Setiap kelurahan akan didukung 10 agen Perlinsos yang terdiri dari tujuh aparatur sipil negara (ASN) dan tiga mitra Dinas Sosial.
Sementara di tingkat kecamatan terdapat empat hingga lima mitra Dinas Sosial yang bertugas membantu pelaksanaan program.
Masyarakat dapat melakukan pendaftaran secara mandiri melalui aplikasi Perlinsos bagi yang telah mengaktifkan Identitas Kependudukan Digital (IKD).

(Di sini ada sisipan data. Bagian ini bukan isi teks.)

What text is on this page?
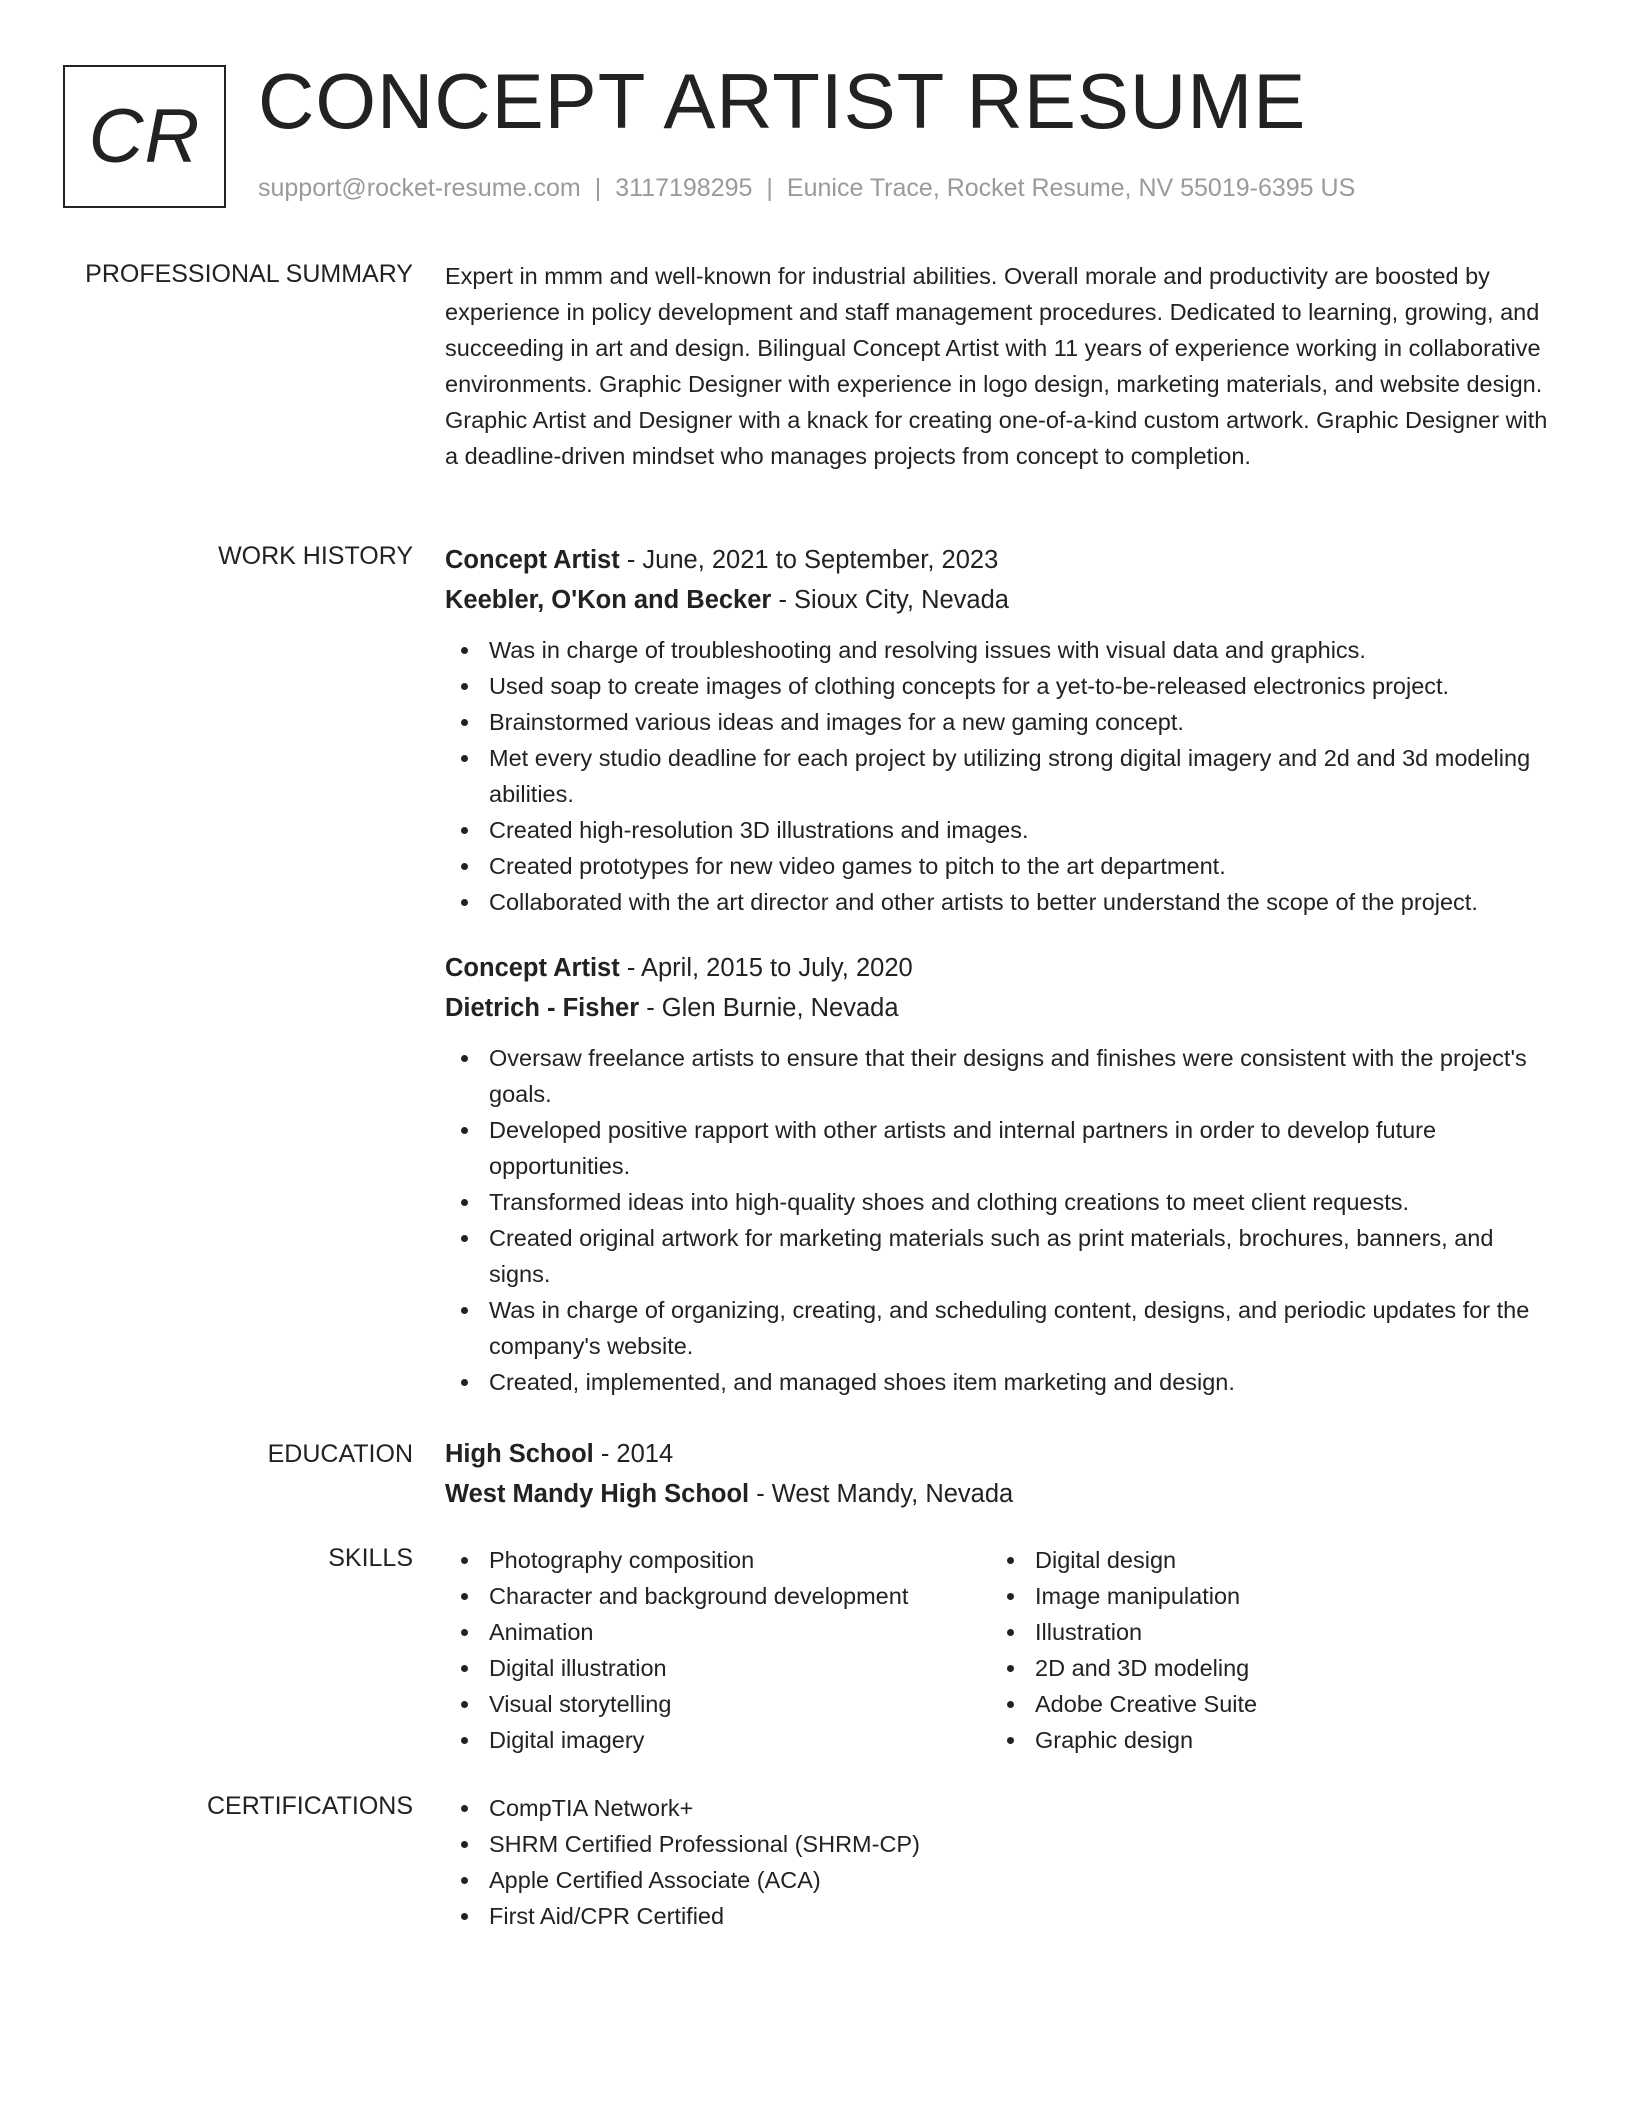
CR CONCEPT ARTIST RESUME
support@rocket-resume.com | 3117198295 | Eunice Trace, Rocket Resume, NV 55019-6395 US
PROFESSIONAL SUMMARY Expert in mmm and well-known for industrial abilities. Overall morale and productivity are boosted by experience in policy development and staff management procedures. Dedicated to learning, growing, and succeeding in art and design. Bilingual Concept Artist with 11 years of experience working in collaborative environments. Graphic Designer with experience in logo design, marketing materials, and website design. Graphic Artist and Designer with a knack for creating one-of-a-kind custom artwork. Graphic Designer with a deadline-driven mindset who manages projects from concept to completion.
WORK HISTORY Concept Artist - June, 2021 to September, 2023
Keebler, O'Kon and Becker - Sioux City, Nevada
Was in charge of troubleshooting and resolving issues with visual data and graphics.
Used soap to create images of clothing concepts for a yet-to-be-released electronics project.
Brainstormed various ideas and images for a new gaming concept.
Met every studio deadline for each project by utilizing strong digital imagery and 2d and 3d modeling abilities.
Created high-resolution 3D illustrations and images.
Created prototypes for new video games to pitch to the art department.
Collaborated with the art director and other artists to better understand the scope of the project.
Concept Artist - April, 2015 to July, 2020
Dietrich - Fisher - Glen Burnie, Nevada
Oversaw freelance artists to ensure that their designs and finishes were consistent with the project's goals.
Developed positive rapport with other artists and internal partners in order to develop future opportunities.
Transformed ideas into high-quality shoes and clothing creations to meet client requests.
Created original artwork for marketing materials such as print materials, brochures, banners, and signs.
Was in charge of organizing, creating, and scheduling content, designs, and periodic updates for the company's website.
Created, implemented, and managed shoes item marketing and design.
EDUCATION High School - 2014
West Mandy High School - West Mandy, Nevada
SKILLS	Photography composition
Character and background development
Animation
Digital illustration
Visual storytelling
Digital imagery
Digital design
Image manipulation
Illustration
2D and 3D modeling
Adobe Creative Suite
Graphic design
CERTIFICATIONS	CompTIA Network+
SHRM Certified Professional (SHRM-CP)
Apple Certified Associate (ACA)
First Aid/CPR Certified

Sedangkan warga yang belum memiliki IKD, mengalami kendala literasi digital, lanjut usia, atau belum memiliki telepon pintar dapat mendaftar melalui agen Perlinsos di kelurahan dengan membawa KTP dan Kartu Keluarga.
Rahmad menegaskan seluruh unsur pemerintahan hingga tingkat RT dilibatkan untuk menyukseskan program tersebut.
Ketua RT diminta aktif mengajak warga melakukan pendaftaran sekaligus memperbarui data kepala keluarga di wilayah masing-masing.
“Kita ingin memastikan setiap bantuan pemerintah benar-benar diterima oleh masyarakat yang berhak. Tidak boleh ada warga yang seharusnya mendapatkan bantuan tetapi terlewatkan, dan tidak boleh ada bantuan yang salah sasaran akibat data yang tidak mutakhir,” tegasnya.
Ia juga mengajak masyarakat memanfaatkan kesempatan tersebut dengan melakukan registrasi Perlinsos sesuai jadwal yang ditetapkan pemerintah kelurahan.
Baca juga: Walikota Rahmad Masud soal THR Guru dan ASN: Kalau Perlu Sekarang, Kenapa Tidak?
Menurutnya, sistem digital yang digunakan telah dirancang aman dan praktis sehingga masyarakat tidak perlu khawatir terhadap keamanan data pribadi.
“Peran RT sangat penting karena mereka yang paling memahami kondisi warganya. Data yang valid dan berkualitas akan menjadi kunci keberhasilan program ini,” katanya. (dha/ADV Diskominfo Balikpapan)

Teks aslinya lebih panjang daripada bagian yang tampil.